Probability of consensus in the multivariate Deffuant model on finite connected graphs

TL;DR

This paper extends the Deffuant opinion dynamics model to finite connected graphs and general convex opinion spaces, providing a universal lower bound for the probability of consensus that is independent of network topology.

Contribution

It generalizes the Deffuant model to arbitrary finite connected graphs and convex opinion spaces, deriving a universal lower bound for consensus probability.

Findings

Universal lower bound for consensus probability

Bound depends on confidence threshold and opinion space

Bound is independent of network size and topology

Abstract

The Deffuant model is a spatial stochastic model for the dynamics of opinions in which individuals are located on a connected graph representing a social network and characterized by a number in the unit interval representing their opinion. The system evolves according to the following averaging procedure: pairs of neighbors interact independently at rate one if and only if the distance between their opinions does not exceed a certain confidence threshold, with each interaction resulting in the neighbors' opinions getting closer to each other.

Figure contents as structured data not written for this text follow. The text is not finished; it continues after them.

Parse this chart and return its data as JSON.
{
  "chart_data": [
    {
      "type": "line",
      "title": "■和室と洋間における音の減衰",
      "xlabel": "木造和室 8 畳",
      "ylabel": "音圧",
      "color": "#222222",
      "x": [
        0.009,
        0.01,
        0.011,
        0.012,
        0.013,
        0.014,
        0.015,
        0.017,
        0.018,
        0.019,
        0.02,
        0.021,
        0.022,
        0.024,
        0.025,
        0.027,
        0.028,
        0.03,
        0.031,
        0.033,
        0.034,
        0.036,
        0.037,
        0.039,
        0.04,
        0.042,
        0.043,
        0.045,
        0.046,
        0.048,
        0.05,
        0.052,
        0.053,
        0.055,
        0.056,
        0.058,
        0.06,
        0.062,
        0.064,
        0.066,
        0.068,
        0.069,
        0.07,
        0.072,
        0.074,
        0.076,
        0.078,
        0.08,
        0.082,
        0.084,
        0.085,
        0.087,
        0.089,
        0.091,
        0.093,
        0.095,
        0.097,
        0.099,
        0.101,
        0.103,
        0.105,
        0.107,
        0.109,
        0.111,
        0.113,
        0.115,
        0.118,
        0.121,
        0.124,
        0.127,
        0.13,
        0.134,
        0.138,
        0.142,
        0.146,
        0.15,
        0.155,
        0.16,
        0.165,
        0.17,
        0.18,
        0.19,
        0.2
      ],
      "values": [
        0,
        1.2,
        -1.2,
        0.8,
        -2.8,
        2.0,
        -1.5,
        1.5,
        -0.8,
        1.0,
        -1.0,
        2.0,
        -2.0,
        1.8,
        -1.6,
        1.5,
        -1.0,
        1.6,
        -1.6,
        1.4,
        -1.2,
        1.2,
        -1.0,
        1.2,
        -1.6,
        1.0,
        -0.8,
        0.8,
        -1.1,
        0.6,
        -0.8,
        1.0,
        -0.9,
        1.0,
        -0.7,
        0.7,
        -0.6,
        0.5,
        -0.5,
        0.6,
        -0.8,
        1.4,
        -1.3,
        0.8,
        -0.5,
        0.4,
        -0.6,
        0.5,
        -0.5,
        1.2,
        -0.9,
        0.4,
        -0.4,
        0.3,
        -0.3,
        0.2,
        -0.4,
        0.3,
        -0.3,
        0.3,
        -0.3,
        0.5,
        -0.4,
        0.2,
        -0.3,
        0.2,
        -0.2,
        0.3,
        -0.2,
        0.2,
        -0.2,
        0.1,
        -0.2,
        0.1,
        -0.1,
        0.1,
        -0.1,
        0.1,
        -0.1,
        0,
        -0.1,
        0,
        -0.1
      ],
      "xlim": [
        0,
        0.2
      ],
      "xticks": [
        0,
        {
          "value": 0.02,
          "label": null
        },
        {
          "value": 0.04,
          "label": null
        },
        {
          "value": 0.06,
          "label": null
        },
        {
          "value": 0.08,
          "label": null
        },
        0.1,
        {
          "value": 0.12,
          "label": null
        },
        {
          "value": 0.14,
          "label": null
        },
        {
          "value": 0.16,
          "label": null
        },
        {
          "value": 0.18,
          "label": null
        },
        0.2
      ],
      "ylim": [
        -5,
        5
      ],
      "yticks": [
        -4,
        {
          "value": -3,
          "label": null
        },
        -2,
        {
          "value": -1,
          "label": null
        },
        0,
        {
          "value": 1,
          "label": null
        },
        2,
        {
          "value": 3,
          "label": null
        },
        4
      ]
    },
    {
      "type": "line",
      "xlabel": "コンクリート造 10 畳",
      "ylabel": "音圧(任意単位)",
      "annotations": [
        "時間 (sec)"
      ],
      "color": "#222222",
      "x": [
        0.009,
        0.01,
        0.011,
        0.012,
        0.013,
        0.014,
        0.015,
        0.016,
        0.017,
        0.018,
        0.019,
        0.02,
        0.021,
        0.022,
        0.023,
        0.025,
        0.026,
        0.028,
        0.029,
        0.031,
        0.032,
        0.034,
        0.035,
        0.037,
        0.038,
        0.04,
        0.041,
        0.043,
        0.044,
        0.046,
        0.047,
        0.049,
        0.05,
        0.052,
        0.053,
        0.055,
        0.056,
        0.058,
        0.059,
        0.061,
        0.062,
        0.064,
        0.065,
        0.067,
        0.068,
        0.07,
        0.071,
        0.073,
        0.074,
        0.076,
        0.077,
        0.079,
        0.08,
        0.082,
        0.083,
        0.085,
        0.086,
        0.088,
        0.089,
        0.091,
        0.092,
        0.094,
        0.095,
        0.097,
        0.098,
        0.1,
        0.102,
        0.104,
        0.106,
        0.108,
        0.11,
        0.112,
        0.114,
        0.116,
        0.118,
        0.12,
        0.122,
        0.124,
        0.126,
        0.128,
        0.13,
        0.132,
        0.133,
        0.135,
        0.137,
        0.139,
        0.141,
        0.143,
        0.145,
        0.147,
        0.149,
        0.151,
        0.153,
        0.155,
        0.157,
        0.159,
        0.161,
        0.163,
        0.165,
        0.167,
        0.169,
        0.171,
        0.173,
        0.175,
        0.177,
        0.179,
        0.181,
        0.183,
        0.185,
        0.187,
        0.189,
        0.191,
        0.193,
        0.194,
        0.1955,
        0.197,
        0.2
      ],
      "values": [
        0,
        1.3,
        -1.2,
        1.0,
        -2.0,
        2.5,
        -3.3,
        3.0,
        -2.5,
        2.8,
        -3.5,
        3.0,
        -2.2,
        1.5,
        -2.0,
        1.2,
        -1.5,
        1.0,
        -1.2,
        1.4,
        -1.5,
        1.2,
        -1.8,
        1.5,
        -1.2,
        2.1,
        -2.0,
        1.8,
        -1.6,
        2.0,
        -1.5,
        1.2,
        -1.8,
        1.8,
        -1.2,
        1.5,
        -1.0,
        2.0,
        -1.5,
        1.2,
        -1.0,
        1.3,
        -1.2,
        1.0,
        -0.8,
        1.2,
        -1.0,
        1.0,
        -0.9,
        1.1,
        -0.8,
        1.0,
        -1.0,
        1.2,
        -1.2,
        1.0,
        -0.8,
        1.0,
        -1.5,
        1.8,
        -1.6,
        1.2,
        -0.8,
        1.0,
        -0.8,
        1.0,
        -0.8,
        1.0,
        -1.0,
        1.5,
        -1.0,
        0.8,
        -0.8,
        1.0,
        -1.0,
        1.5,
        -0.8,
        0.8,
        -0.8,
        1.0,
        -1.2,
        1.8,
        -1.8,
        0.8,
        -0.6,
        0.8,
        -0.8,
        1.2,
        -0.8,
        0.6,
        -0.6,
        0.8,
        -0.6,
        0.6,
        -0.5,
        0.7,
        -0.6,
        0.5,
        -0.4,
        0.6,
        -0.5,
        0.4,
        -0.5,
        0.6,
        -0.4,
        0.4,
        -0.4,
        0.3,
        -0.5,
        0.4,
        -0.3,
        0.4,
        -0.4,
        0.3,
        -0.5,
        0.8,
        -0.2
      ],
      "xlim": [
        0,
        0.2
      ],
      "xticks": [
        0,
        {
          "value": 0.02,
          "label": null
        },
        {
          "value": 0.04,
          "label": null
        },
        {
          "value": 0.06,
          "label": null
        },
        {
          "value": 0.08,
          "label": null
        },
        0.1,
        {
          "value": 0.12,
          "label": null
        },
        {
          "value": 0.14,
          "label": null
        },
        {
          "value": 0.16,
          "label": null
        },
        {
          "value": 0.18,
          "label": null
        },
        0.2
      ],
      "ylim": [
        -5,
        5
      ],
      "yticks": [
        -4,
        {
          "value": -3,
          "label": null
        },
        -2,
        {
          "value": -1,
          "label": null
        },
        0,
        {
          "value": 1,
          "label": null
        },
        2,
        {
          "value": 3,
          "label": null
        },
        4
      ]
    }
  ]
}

All the mathematical results collected so far about this model assume that the individuals are located on the integers. In contrast, we study the more realistic case where the social network can be any finite connected graph. In addition, we extend the opinion space to any bounded convex subset of a normed vector space where the norm is used to measure the level of disagreement or distance between the opinions. Our main result gives a lower bound for the probability of consensus. Interestingly, our proof leads to a universal lower bound that depends on the confidence threshold, the opinion space~(convex subset and norm) and the initial distribution, but not on the size or the topology of the social network.